There are some virtuoso moments in the film, particularly from the standpoint of directing and editing. The opening fifteen minutes the film is spectacular, using a mixture of archival wartime recordings and original scenes. Playing newsreel footage of the Nazi Army rolling into Denmark, Flame narrates with a series of questions addressed to the collaborators that he targets. “Do you remember April 9th?” he asks, answering quickly with, “I think you do.” He continues with voiceover narration and thoughts as he and his partner travel across town with the day’s assignments. Along the way, Citron too takes the time to reflect on what has led him to this point, reminiscing about how he watched the Nazi stormtroopers march through the center of the city. The sight upset him so badly that he literally became sick at his stomach. All this leads into another montage of historical footage and newly produced shots to quickly enlighten the uninformed viewer. It’s an incredible opening sequence, on par with the kind of editing seen in Oliver Stone’s JFK.

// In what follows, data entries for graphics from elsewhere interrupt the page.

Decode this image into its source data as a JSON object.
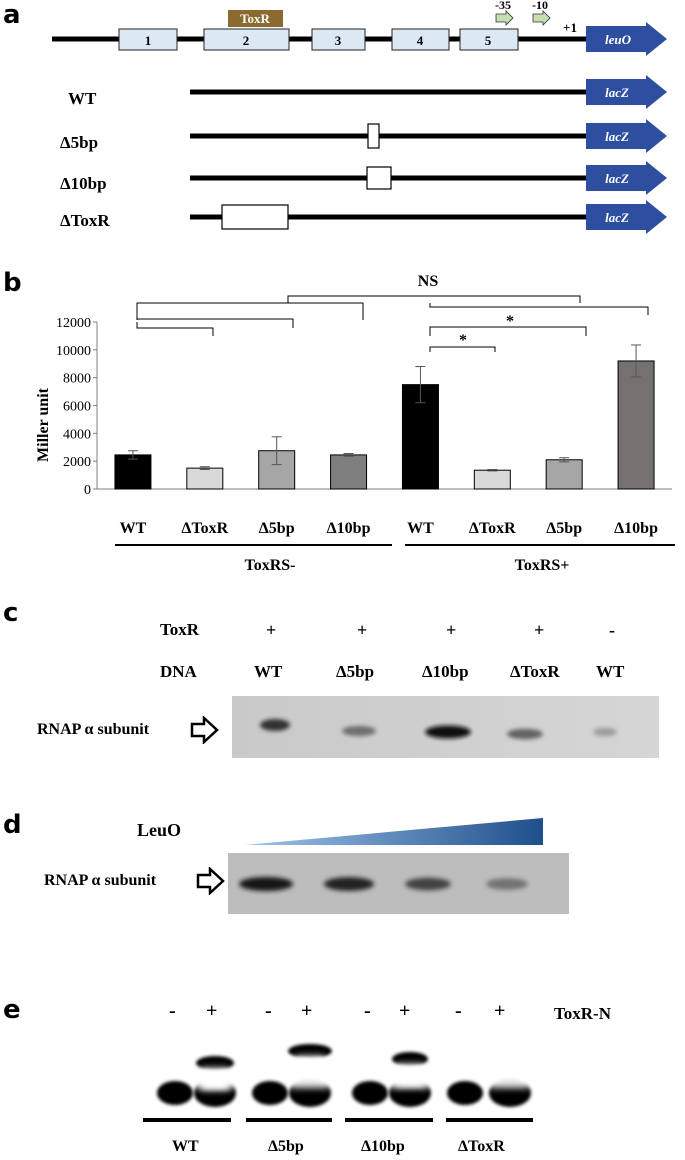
{
  "panel_letters": {
    "a": "a",
    "b": "b",
    "c": "c",
    "d": "d",
    "e": "e"
  },
  "panel_a": {
    "toxr_label": "ToxR",
    "exons": [
      "1",
      "2",
      "3",
      "4",
      "5"
    ],
    "promoter_labels": {
      "minus35": "-35",
      "minus10": "-10",
      "plus1": "+1"
    },
    "gene_label": "leuO",
    "reporter_label": "lacZ",
    "constructs": [
      "WT",
      "Δ5bp",
      "Δ10bp",
      "ΔToxR"
    ],
    "colors": {
      "toxr_box": "#8b6a2f",
      "gene_arrow": "#2e4fa0",
      "exon_fill": "#dce8f4",
      "promoter_arrow": "#c6dfb0"
    }
  },
  "panel_b": {
    "ylabel": "Miller unit",
    "ns_label": "NS",
    "star_label": "*",
    "group_labels": [
      "ToxRS-",
      "ToxRS+"
    ],
    "chart_data": {
      "type": "bar",
      "ylabel": "Miller unit",
      "ylim": [
        0,
        12000
      ],
      "yticks": [
        "0",
        "2000",
        "4000",
        "6000",
        "8000",
        "10000",
        "12000"
      ],
      "categories": [
        "WT",
        "ΔToxR",
        "Δ5bp",
        "Δ10bp",
        "WT",
        "ΔToxR",
        "Δ5bp",
        "Δ10bp"
      ],
      "groups": [
        "ToxRS-",
        "ToxRS-",
        "ToxRS-",
        "ToxRS-",
        "ToxRS+",
        "ToxRS+",
        "ToxRS+",
        "ToxRS+"
      ],
      "values": [
        2450,
        1500,
        2750,
        2450,
        7500,
        1350,
        2100,
        9200
      ],
      "errors": [
        300,
        100,
        1000,
        100,
        1300,
        50,
        150,
        1150
      ],
      "colors": [
        "#000000",
        "#d9d9d9",
        "#a6a6a6",
        "#7f7f7f",
        "#000000",
        "#d9d9d9",
        "#a6a6a6",
        "#767171"
      ],
      "annotations": [
        "NS",
        "*",
        "*"
      ]
    }
  },
  "panel_c": {
    "row_labels": {
      "toxr": "ToxR",
      "dna": "DNA"
    },
    "toxr_signs": [
      "+",
      "+",
      "+",
      "+",
      "-"
    ],
    "dna_labels": [
      "WT",
      "Δ5bp",
      "Δ10bp",
      "ΔToxR",
      "WT"
    ],
    "band_label": "RNAP α subunit",
    "band_intensity": [
      0.85,
      0.6,
      1.0,
      0.65,
      0.4
    ]
  },
  "panel_d": {
    "leuo_label": "LeuO",
    "band_label": "RNAP α subunit",
    "gradient_colors": [
      "#9fc4e8",
      "#1f4f8c"
    ],
    "band_intensity": [
      1.0,
      0.95,
      0.8,
      0.6
    ]
  },
  "panel_e": {
    "toxrn_label": "ToxR-N",
    "signs": [
      "-",
      "+",
      "-",
      "+",
      "-",
      "+",
      "-",
      "+"
    ],
    "group_labels": [
      "WT",
      "Δ5bp",
      "Δ10bp",
      "ΔToxR"
    ]
  }
}
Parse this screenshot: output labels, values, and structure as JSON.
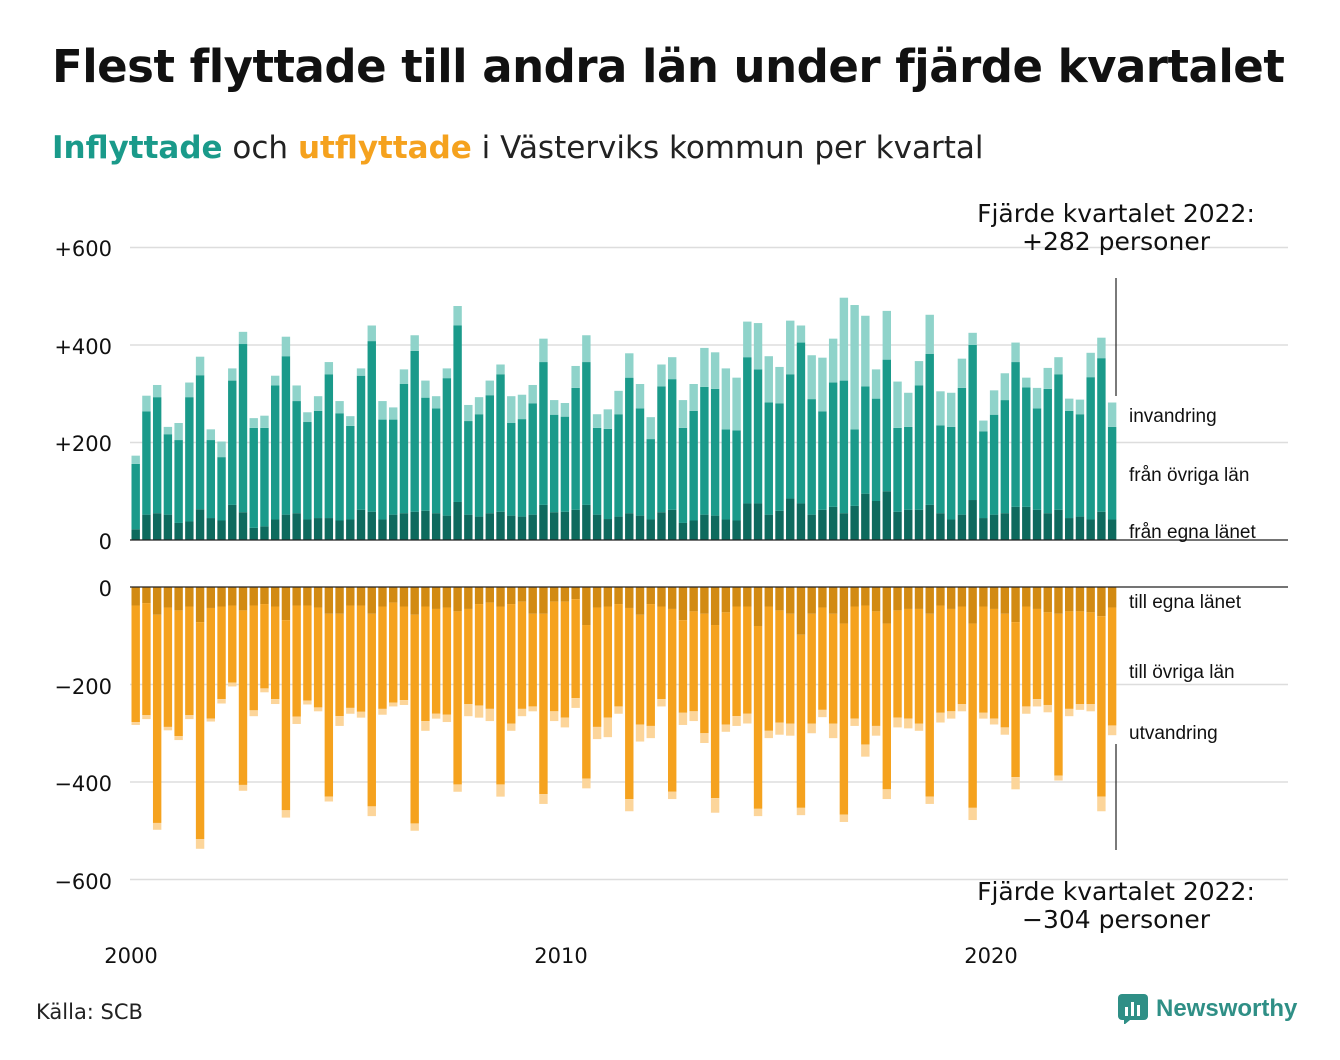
{
  "title": "Flest flyttade till andra län under fjärde kvartalet",
  "subtitle": {
    "in_word": "Inflyttade",
    "connector": "och",
    "out_word": "utflyttade",
    "rest": "i Västerviks kommun per kvartal"
  },
  "source": "Källa: SCB",
  "logo": {
    "text": "Newsworthy",
    "icon": "newsworthy-logo-icon"
  },
  "colors": {
    "in_own": "#0e6a5e",
    "in_other": "#1a9a8a",
    "in_immig": "#8fd3ca",
    "out_own": "#d28a12",
    "out_other": "#f5a21e",
    "out_emig": "#fcd59a",
    "grid": "#dddddd"
  },
  "annotations": {
    "top": {
      "line1": "Fjärde kvartalet 2022:",
      "line2": "+282 personer"
    },
    "bottom": {
      "line1": "Fjärde kvartalet 2022:",
      "line2": "−304 personer"
    }
  },
  "chart_data": {
    "type": "bar",
    "stacked": true,
    "x_tick_labels": [
      "2000",
      "2010",
      "2020"
    ],
    "y_tick_labels": [
      "+600",
      "+400",
      "+200",
      "0",
      "0",
      "−200",
      "−400",
      "−600"
    ],
    "ylim": [
      -600,
      600
    ],
    "x_range": [
      "2000 Q1",
      "2022 Q4"
    ],
    "grid": true,
    "series_labels": {
      "in_immig": "invandring",
      "in_other": "från övriga län",
      "in_own": "från egna länet",
      "out_own": "till egna länet",
      "out_other": "till övriga län",
      "out_emig": "utvandring"
    },
    "quarters": [
      {
        "q": "2000 Q1",
        "in_own": 22,
        "in_other": 134,
        "in_immig": 17,
        "out_own": 38,
        "out_other": 239,
        "out_emig": 6
      },
      {
        "q": "2000 Q2",
        "in_own": 52,
        "in_other": 212,
        "in_immig": 32,
        "out_own": 33,
        "out_other": 230,
        "out_emig": 8
      },
      {
        "q": "2000 Q3",
        "in_own": 55,
        "in_other": 238,
        "in_immig": 25,
        "out_own": 57,
        "out_other": 427,
        "out_emig": 14
      },
      {
        "q": "2000 Q4",
        "in_own": 52,
        "in_other": 165,
        "in_immig": 15,
        "out_own": 42,
        "out_other": 245,
        "out_emig": 7
      },
      {
        "q": "2001 Q1",
        "in_own": 35,
        "in_other": 170,
        "in_immig": 35,
        "out_own": 48,
        "out_other": 258,
        "out_emig": 8
      },
      {
        "q": "2001 Q2",
        "in_own": 38,
        "in_other": 255,
        "in_immig": 30,
        "out_own": 40,
        "out_other": 223,
        "out_emig": 8
      },
      {
        "q": "2001 Q3",
        "in_own": 63,
        "in_other": 275,
        "in_immig": 38,
        "out_own": 72,
        "out_other": 445,
        "out_emig": 20
      },
      {
        "q": "2001 Q4",
        "in_own": 45,
        "in_other": 160,
        "in_immig": 22,
        "out_own": 43,
        "out_other": 227,
        "out_emig": 6
      },
      {
        "q": "2002 Q1",
        "in_own": 40,
        "in_other": 130,
        "in_immig": 32,
        "out_own": 40,
        "out_other": 190,
        "out_emig": 9
      },
      {
        "q": "2002 Q2",
        "in_own": 72,
        "in_other": 255,
        "in_immig": 25,
        "out_own": 38,
        "out_other": 158,
        "out_emig": 8
      },
      {
        "q": "2002 Q3",
        "in_own": 57,
        "in_other": 345,
        "in_immig": 25,
        "out_own": 48,
        "out_other": 358,
        "out_emig": 12
      },
      {
        "q": "2002 Q4",
        "in_own": 25,
        "in_other": 205,
        "in_immig": 20,
        "out_own": 38,
        "out_other": 215,
        "out_emig": 12
      },
      {
        "q": "2003 Q1",
        "in_own": 28,
        "in_other": 202,
        "in_immig": 25,
        "out_own": 35,
        "out_other": 173,
        "out_emig": 8
      },
      {
        "q": "2003 Q2",
        "in_own": 42,
        "in_other": 275,
        "in_immig": 20,
        "out_own": 40,
        "out_other": 190,
        "out_emig": 10
      },
      {
        "q": "2003 Q3",
        "in_own": 52,
        "in_other": 325,
        "in_immig": 40,
        "out_own": 68,
        "out_other": 390,
        "out_emig": 15
      },
      {
        "q": "2003 Q4",
        "in_own": 55,
        "in_other": 230,
        "in_immig": 32,
        "out_own": 38,
        "out_other": 228,
        "out_emig": 15
      },
      {
        "q": "2004 Q1",
        "in_own": 42,
        "in_other": 200,
        "in_immig": 20,
        "out_own": 38,
        "out_other": 195,
        "out_emig": 8
      },
      {
        "q": "2004 Q2",
        "in_own": 45,
        "in_other": 220,
        "in_immig": 30,
        "out_own": 42,
        "out_other": 205,
        "out_emig": 8
      },
      {
        "q": "2004 Q3",
        "in_own": 45,
        "in_other": 295,
        "in_immig": 25,
        "out_own": 55,
        "out_other": 375,
        "out_emig": 10
      },
      {
        "q": "2004 Q4",
        "in_own": 40,
        "in_other": 220,
        "in_immig": 25,
        "out_own": 55,
        "out_other": 210,
        "out_emig": 20
      },
      {
        "q": "2005 Q1",
        "in_own": 42,
        "in_other": 192,
        "in_immig": 20,
        "out_own": 38,
        "out_other": 210,
        "out_emig": 12
      },
      {
        "q": "2005 Q2",
        "in_own": 62,
        "in_other": 275,
        "in_immig": 15,
        "out_own": 38,
        "out_other": 218,
        "out_emig": 12
      },
      {
        "q": "2005 Q3",
        "in_own": 58,
        "in_other": 350,
        "in_immig": 32,
        "out_own": 55,
        "out_other": 395,
        "out_emig": 20
      },
      {
        "q": "2005 Q4",
        "in_own": 42,
        "in_other": 205,
        "in_immig": 38,
        "out_own": 40,
        "out_other": 210,
        "out_emig": 12
      },
      {
        "q": "2006 Q1",
        "in_own": 52,
        "in_other": 195,
        "in_immig": 25,
        "out_own": 32,
        "out_other": 205,
        "out_emig": 8
      },
      {
        "q": "2006 Q2",
        "in_own": 55,
        "in_other": 265,
        "in_immig": 30,
        "out_own": 40,
        "out_other": 192,
        "out_emig": 10
      },
      {
        "q": "2006 Q3",
        "in_own": 58,
        "in_other": 330,
        "in_immig": 32,
        "out_own": 57,
        "out_other": 428,
        "out_emig": 15
      },
      {
        "q": "2006 Q4",
        "in_own": 60,
        "in_other": 232,
        "in_immig": 35,
        "out_own": 40,
        "out_other": 235,
        "out_emig": 20
      },
      {
        "q": "2007 Q1",
        "in_own": 55,
        "in_other": 215,
        "in_immig": 25,
        "out_own": 45,
        "out_other": 215,
        "out_emig": 10
      },
      {
        "q": "2007 Q2",
        "in_own": 50,
        "in_other": 282,
        "in_immig": 20,
        "out_own": 42,
        "out_other": 220,
        "out_emig": 15
      },
      {
        "q": "2007 Q3",
        "in_own": 78,
        "in_other": 362,
        "in_immig": 40,
        "out_own": 50,
        "out_other": 355,
        "out_emig": 15
      },
      {
        "q": "2007 Q4",
        "in_own": 52,
        "in_other": 192,
        "in_immig": 33,
        "out_own": 45,
        "out_other": 195,
        "out_emig": 25
      },
      {
        "q": "2008 Q1",
        "in_own": 48,
        "in_other": 210,
        "in_immig": 35,
        "out_own": 35,
        "out_other": 208,
        "out_emig": 25
      },
      {
        "q": "2008 Q2",
        "in_own": 55,
        "in_other": 242,
        "in_immig": 30,
        "out_own": 32,
        "out_other": 218,
        "out_emig": 25
      },
      {
        "q": "2008 Q3",
        "in_own": 58,
        "in_other": 282,
        "in_immig": 20,
        "out_own": 40,
        "out_other": 365,
        "out_emig": 25
      },
      {
        "q": "2008 Q4",
        "in_own": 50,
        "in_other": 190,
        "in_immig": 55,
        "out_own": 35,
        "out_other": 245,
        "out_emig": 15
      },
      {
        "q": "2009 Q1",
        "in_own": 48,
        "in_other": 200,
        "in_immig": 50,
        "out_own": 30,
        "out_other": 220,
        "out_emig": 15
      },
      {
        "q": "2009 Q2",
        "in_own": 52,
        "in_other": 228,
        "in_immig": 38,
        "out_own": 55,
        "out_other": 190,
        "out_emig": 10
      },
      {
        "q": "2009 Q3",
        "in_own": 72,
        "in_other": 293,
        "in_immig": 48,
        "out_own": 55,
        "out_other": 370,
        "out_emig": 20
      },
      {
        "q": "2009 Q4",
        "in_own": 57,
        "in_other": 200,
        "in_immig": 30,
        "out_own": 30,
        "out_other": 225,
        "out_emig": 20
      },
      {
        "q": "2010 Q1",
        "in_own": 58,
        "in_other": 195,
        "in_immig": 28,
        "out_own": 30,
        "out_other": 238,
        "out_emig": 20
      },
      {
        "q": "2010 Q2",
        "in_own": 62,
        "in_other": 250,
        "in_immig": 45,
        "out_own": 25,
        "out_other": 203,
        "out_emig": 20
      },
      {
        "q": "2010 Q3",
        "in_own": 72,
        "in_other": 293,
        "in_immig": 55,
        "out_own": 78,
        "out_other": 315,
        "out_emig": 20
      },
      {
        "q": "2010 Q4",
        "in_own": 52,
        "in_other": 178,
        "in_immig": 28,
        "out_own": 42,
        "out_other": 245,
        "out_emig": 25
      },
      {
        "q": "2011 Q1",
        "in_own": 43,
        "in_other": 185,
        "in_immig": 40,
        "out_own": 40,
        "out_other": 228,
        "out_emig": 40
      },
      {
        "q": "2011 Q2",
        "in_own": 48,
        "in_other": 210,
        "in_immig": 48,
        "out_own": 35,
        "out_other": 210,
        "out_emig": 15
      },
      {
        "q": "2011 Q3",
        "in_own": 55,
        "in_other": 278,
        "in_immig": 50,
        "out_own": 43,
        "out_other": 392,
        "out_emig": 25
      },
      {
        "q": "2011 Q4",
        "in_own": 50,
        "in_other": 220,
        "in_immig": 50,
        "out_own": 57,
        "out_other": 225,
        "out_emig": 35
      },
      {
        "q": "2012 Q1",
        "in_own": 42,
        "in_other": 165,
        "in_immig": 45,
        "out_own": 35,
        "out_other": 250,
        "out_emig": 25
      },
      {
        "q": "2012 Q2",
        "in_own": 57,
        "in_other": 258,
        "in_immig": 45,
        "out_own": 40,
        "out_other": 190,
        "out_emig": 15
      },
      {
        "q": "2012 Q3",
        "in_own": 62,
        "in_other": 268,
        "in_immig": 45,
        "out_own": 45,
        "out_other": 375,
        "out_emig": 15
      },
      {
        "q": "2012 Q4",
        "in_own": 35,
        "in_other": 195,
        "in_immig": 57,
        "out_own": 68,
        "out_other": 190,
        "out_emig": 25
      },
      {
        "q": "2013 Q1",
        "in_own": 40,
        "in_other": 225,
        "in_immig": 55,
        "out_own": 50,
        "out_other": 205,
        "out_emig": 20
      },
      {
        "q": "2013 Q2",
        "in_own": 52,
        "in_other": 262,
        "in_immig": 80,
        "out_own": 55,
        "out_other": 245,
        "out_emig": 20
      },
      {
        "q": "2013 Q3",
        "in_own": 50,
        "in_other": 260,
        "in_immig": 75,
        "out_own": 78,
        "out_other": 355,
        "out_emig": 30
      },
      {
        "q": "2013 Q4",
        "in_own": 42,
        "in_other": 185,
        "in_immig": 125,
        "out_own": 52,
        "out_other": 230,
        "out_emig": 15
      },
      {
        "q": "2014 Q1",
        "in_own": 40,
        "in_other": 185,
        "in_immig": 108,
        "out_own": 40,
        "out_other": 225,
        "out_emig": 20
      },
      {
        "q": "2014 Q2",
        "in_own": 75,
        "in_other": 300,
        "in_immig": 73,
        "out_own": 40,
        "out_other": 220,
        "out_emig": 20
      },
      {
        "q": "2014 Q3",
        "in_own": 75,
        "in_other": 275,
        "in_immig": 95,
        "out_own": 80,
        "out_other": 375,
        "out_emig": 15
      },
      {
        "q": "2014 Q4",
        "in_own": 52,
        "in_other": 230,
        "in_immig": 95,
        "out_own": 40,
        "out_other": 255,
        "out_emig": 15
      },
      {
        "q": "2015 Q1",
        "in_own": 60,
        "in_other": 220,
        "in_immig": 75,
        "out_own": 48,
        "out_other": 230,
        "out_emig": 25
      },
      {
        "q": "2015 Q2",
        "in_own": 85,
        "in_other": 255,
        "in_immig": 110,
        "out_own": 55,
        "out_other": 225,
        "out_emig": 25
      },
      {
        "q": "2015 Q3",
        "in_own": 75,
        "in_other": 330,
        "in_immig": 35,
        "out_own": 98,
        "out_other": 355,
        "out_emig": 15
      },
      {
        "q": "2015 Q4",
        "in_own": 52,
        "in_other": 237,
        "in_immig": 90,
        "out_own": 55,
        "out_other": 225,
        "out_emig": 20
      },
      {
        "q": "2016 Q1",
        "in_own": 62,
        "in_other": 202,
        "in_immig": 110,
        "out_own": 42,
        "out_other": 210,
        "out_emig": 15
      },
      {
        "q": "2016 Q2",
        "in_own": 68,
        "in_other": 255,
        "in_immig": 90,
        "out_own": 55,
        "out_other": 225,
        "out_emig": 30
      },
      {
        "q": "2016 Q3",
        "in_own": 55,
        "in_other": 272,
        "in_immig": 170,
        "out_own": 75,
        "out_other": 392,
        "out_emig": 15
      },
      {
        "q": "2016 Q4",
        "in_own": 70,
        "in_other": 157,
        "in_immig": 255,
        "out_own": 40,
        "out_other": 230,
        "out_emig": 15
      },
      {
        "q": "2017 Q1",
        "in_own": 95,
        "in_other": 220,
        "in_immig": 145,
        "out_own": 38,
        "out_other": 285,
        "out_emig": 25
      },
      {
        "q": "2017 Q2",
        "in_own": 80,
        "in_other": 210,
        "in_immig": 60,
        "out_own": 50,
        "out_other": 235,
        "out_emig": 20
      },
      {
        "q": "2017 Q3",
        "in_own": 100,
        "in_other": 270,
        "in_immig": 100,
        "out_own": 75,
        "out_other": 340,
        "out_emig": 20
      },
      {
        "q": "2017 Q4",
        "in_own": 58,
        "in_other": 172,
        "in_immig": 95,
        "out_own": 48,
        "out_other": 220,
        "out_emig": 20
      },
      {
        "q": "2018 Q1",
        "in_own": 62,
        "in_other": 170,
        "in_immig": 70,
        "out_own": 45,
        "out_other": 225,
        "out_emig": 20
      },
      {
        "q": "2018 Q2",
        "in_own": 62,
        "in_other": 255,
        "in_immig": 50,
        "out_own": 45,
        "out_other": 235,
        "out_emig": 15
      },
      {
        "q": "2018 Q3",
        "in_own": 72,
        "in_other": 310,
        "in_immig": 80,
        "out_own": 55,
        "out_other": 375,
        "out_emig": 15
      },
      {
        "q": "2018 Q4",
        "in_own": 55,
        "in_other": 180,
        "in_immig": 70,
        "out_own": 38,
        "out_other": 220,
        "out_emig": 20
      },
      {
        "q": "2019 Q1",
        "in_own": 42,
        "in_other": 190,
        "in_immig": 70,
        "out_own": 45,
        "out_other": 210,
        "out_emig": 15
      },
      {
        "q": "2019 Q2",
        "in_own": 52,
        "in_other": 260,
        "in_immig": 60,
        "out_own": 40,
        "out_other": 200,
        "out_emig": 15
      },
      {
        "q": "2019 Q3",
        "in_own": 82,
        "in_other": 318,
        "in_immig": 25,
        "out_own": 75,
        "out_other": 378,
        "out_emig": 25
      },
      {
        "q": "2019 Q4",
        "in_own": 45,
        "in_other": 178,
        "in_immig": 22,
        "out_own": 40,
        "out_other": 218,
        "out_emig": 12
      },
      {
        "q": "2020 Q1",
        "in_own": 52,
        "in_other": 205,
        "in_immig": 50,
        "out_own": 45,
        "out_other": 225,
        "out_emig": 12
      },
      {
        "q": "2020 Q2",
        "in_own": 55,
        "in_other": 232,
        "in_immig": 55,
        "out_own": 55,
        "out_other": 233,
        "out_emig": 15
      },
      {
        "q": "2020 Q3",
        "in_own": 68,
        "in_other": 297,
        "in_immig": 40,
        "out_own": 72,
        "out_other": 318,
        "out_emig": 25
      },
      {
        "q": "2020 Q4",
        "in_own": 68,
        "in_other": 245,
        "in_immig": 20,
        "out_own": 40,
        "out_other": 205,
        "out_emig": 15
      },
      {
        "q": "2021 Q1",
        "in_own": 62,
        "in_other": 208,
        "in_immig": 42,
        "out_own": 45,
        "out_other": 185,
        "out_emig": 15
      },
      {
        "q": "2021 Q2",
        "in_own": 55,
        "in_other": 255,
        "in_immig": 43,
        "out_own": 52,
        "out_other": 190,
        "out_emig": 15
      },
      {
        "q": "2021 Q3",
        "in_own": 62,
        "in_other": 278,
        "in_immig": 35,
        "out_own": 55,
        "out_other": 332,
        "out_emig": 10
      },
      {
        "q": "2021 Q4",
        "in_own": 45,
        "in_other": 220,
        "in_immig": 25,
        "out_own": 50,
        "out_other": 200,
        "out_emig": 15
      },
      {
        "q": "2022 Q1",
        "in_own": 48,
        "in_other": 210,
        "in_immig": 30,
        "out_own": 50,
        "out_other": 190,
        "out_emig": 12
      },
      {
        "q": "2022 Q2",
        "in_own": 42,
        "in_other": 292,
        "in_immig": 50,
        "out_own": 52,
        "out_other": 188,
        "out_emig": 15
      },
      {
        "q": "2022 Q3",
        "in_own": 58,
        "in_other": 315,
        "in_immig": 42,
        "out_own": 60,
        "out_other": 370,
        "out_emig": 30
      },
      {
        "q": "2022 Q4",
        "in_own": 42,
        "in_other": 190,
        "in_immig": 50,
        "out_own": 42,
        "out_other": 242,
        "out_emig": 20
      }
    ]
  }
}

The most obvious influence is also one that has been acknowledged by Madsen – Jean-Pierre Melville’s Army of Shadows. It can be excused if it ends up being a slightly inferior offspring from Melville’s 1969 masterpiece. That description is not at all a slight, because it is a short list of films that I think equal the achievement of Army of Shadows. There is also more than enough variation to separate Flame & Citron from Army of Shadows, allowing it to occupy its own unique position. Although lead characters grappling with their actions in wartime is similar to that in Melville’s film, this one is slightly less cerebral. There is a bit more emphasis on action, putting the big budget to use in choreographing hip gunplay sequences. As I said, it is not at the level of the great Melville, but it’s a worthy follow-up and one that I hope everyone that reads the blog will eventually get a chance to see.
Other Contenders for 2008: My first runner-up decision is another movie that is related to World War II. I’ve seen wildly varying reviews on Stephen Daldry’s The Reader, which initially gave me some pause going into it. I now see it as a great purchase. Kate Winslet rightfully took home a Best Actress Oscar for her role as Hanna Schmitz. As I said at the beginning, I haven’t seen everything from last year, but others that I would recognize as favorites would be: Revolutionary Road (Sam Mendes), The Wrestler (Darren Aronofsky), Let the Right One In (Tomas Alfredson), Gran Torino (Clint Eastwood), Slumdog Millionaire (Danny Boyle), and Wall-E (Andrew Stanton). Outside of Flame & Citron and The Reader, though, I have to say not a lot of great films for me.
There are plenty that I still need to see: Waltz With Bashir, The Class, The Hurt Locker, Frost/Nixon, Milk, and a long one that I loaned to my brother and never got back, The Curious Case of Benjamin Button.